Children paying price for shortage of doctors
Target set to ensure one pediatrician for every 1,450 children by 2020
Children get treatment at Beijing Children's Hospital in December. ZOU HONG/CHINA DAILY |
"There are so many people and so few doctors," said Chen Yang as he sat in a waiting room at Beijing Children's Hospital late last month.
He had rushed his 6-month-old nephew to hospital early in the afternoon after noticing the child had suddenly developed a severe cough, and at 10 pm, he was still waiting for the result of a chest X-ray.
"There were hundreds of people ahead of us waiting to see a doctor when we arrived," he said. "There were long lines everywhere, and the information desk was crowded with patients."
His nephew was eventually diagnosed with pneumonia and prescribed a series of saline drips, which meant returning to play the same waiting game for the next three days.
Chen's experience is a common one, not just at Beijing Children's Hospital, one of the best in the capital, but at similar clinics nationwide.

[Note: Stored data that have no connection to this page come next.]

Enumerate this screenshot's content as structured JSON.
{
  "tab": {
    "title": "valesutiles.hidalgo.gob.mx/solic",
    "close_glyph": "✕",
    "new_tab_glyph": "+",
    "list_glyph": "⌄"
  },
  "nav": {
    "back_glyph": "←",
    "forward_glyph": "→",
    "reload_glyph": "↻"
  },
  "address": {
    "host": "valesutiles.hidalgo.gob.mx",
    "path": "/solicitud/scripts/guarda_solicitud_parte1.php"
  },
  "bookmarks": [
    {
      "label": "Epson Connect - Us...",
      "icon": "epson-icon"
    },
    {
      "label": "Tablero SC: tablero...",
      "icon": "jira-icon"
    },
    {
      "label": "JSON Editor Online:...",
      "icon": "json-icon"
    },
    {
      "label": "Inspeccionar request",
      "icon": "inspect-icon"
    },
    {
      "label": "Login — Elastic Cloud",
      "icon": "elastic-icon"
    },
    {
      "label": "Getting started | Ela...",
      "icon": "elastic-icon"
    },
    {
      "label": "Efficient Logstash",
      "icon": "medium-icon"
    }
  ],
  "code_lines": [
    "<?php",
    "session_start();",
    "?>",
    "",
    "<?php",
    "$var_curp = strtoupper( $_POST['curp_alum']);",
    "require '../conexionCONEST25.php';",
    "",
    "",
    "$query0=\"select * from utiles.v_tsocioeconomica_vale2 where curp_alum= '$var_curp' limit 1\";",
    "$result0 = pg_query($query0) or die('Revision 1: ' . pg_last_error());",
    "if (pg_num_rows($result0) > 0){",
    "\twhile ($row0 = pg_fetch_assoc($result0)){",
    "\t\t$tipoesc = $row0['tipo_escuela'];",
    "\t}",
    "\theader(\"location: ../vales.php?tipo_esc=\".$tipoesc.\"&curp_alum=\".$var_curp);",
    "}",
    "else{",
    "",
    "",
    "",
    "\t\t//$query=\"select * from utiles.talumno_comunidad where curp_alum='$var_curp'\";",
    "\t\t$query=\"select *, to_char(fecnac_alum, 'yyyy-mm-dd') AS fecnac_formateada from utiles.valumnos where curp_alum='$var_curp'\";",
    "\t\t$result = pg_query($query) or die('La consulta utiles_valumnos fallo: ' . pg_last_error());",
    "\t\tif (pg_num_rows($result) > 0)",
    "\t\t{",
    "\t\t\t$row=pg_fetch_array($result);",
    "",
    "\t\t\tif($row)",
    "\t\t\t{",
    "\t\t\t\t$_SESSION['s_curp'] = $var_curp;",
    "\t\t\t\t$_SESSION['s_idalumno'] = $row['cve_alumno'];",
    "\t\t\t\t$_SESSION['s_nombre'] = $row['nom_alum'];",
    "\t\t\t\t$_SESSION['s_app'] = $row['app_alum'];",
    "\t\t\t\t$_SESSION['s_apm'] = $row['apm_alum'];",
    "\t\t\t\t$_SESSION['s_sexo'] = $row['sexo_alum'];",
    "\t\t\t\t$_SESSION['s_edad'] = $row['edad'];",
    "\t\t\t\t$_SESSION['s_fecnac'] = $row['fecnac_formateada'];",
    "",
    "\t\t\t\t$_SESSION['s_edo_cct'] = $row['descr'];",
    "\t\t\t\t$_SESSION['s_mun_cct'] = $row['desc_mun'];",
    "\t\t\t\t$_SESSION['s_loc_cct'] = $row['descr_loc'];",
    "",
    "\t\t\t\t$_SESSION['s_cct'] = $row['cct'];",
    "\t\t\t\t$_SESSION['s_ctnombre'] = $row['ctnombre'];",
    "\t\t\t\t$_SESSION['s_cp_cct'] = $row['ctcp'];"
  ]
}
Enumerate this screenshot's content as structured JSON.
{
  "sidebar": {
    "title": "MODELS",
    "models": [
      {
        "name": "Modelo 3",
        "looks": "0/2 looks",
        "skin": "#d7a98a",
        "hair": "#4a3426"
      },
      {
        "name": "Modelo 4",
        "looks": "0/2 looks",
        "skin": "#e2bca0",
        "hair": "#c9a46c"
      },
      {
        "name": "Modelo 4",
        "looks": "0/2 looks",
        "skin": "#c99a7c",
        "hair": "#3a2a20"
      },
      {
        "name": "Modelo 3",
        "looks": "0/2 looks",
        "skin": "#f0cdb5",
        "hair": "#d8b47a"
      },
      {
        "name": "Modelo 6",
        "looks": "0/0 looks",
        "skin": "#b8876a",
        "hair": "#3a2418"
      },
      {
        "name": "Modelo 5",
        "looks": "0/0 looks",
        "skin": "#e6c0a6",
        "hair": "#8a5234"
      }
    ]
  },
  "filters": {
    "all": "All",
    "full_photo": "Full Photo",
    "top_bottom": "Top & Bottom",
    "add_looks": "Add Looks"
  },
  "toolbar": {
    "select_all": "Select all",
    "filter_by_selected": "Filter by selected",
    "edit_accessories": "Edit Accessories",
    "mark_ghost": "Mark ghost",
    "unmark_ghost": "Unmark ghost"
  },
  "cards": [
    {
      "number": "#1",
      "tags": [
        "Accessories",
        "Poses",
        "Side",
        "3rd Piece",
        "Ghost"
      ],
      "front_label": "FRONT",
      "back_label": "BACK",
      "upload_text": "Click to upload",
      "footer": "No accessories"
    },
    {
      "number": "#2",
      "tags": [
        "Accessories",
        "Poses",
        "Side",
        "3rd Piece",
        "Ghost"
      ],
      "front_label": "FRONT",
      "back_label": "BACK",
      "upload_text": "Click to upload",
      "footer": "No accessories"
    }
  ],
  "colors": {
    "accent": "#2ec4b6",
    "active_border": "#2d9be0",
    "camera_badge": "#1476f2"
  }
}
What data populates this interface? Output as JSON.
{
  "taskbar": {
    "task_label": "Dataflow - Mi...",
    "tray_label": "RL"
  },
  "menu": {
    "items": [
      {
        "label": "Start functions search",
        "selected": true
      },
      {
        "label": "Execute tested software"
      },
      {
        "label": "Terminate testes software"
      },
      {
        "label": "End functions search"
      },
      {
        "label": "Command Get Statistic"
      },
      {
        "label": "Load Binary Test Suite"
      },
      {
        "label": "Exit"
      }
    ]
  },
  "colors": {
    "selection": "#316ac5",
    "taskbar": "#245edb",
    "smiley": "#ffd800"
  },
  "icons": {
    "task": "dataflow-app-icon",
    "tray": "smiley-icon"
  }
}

China is short of nearly 90,000 pediatricians, according to a white paper released in November by the Chinese Medical Doctor Association, which has warned that the universal two-child policy could pile on even more pressure.
With just one pediatrician per 1,800 children, the nation currently lags behind many developed countries, according to the report, which is based on a survey of 13,000 medical institutions nationwide. Earlier last year, the central government set a target of making it one pediatrician per 1,450 children by 2020.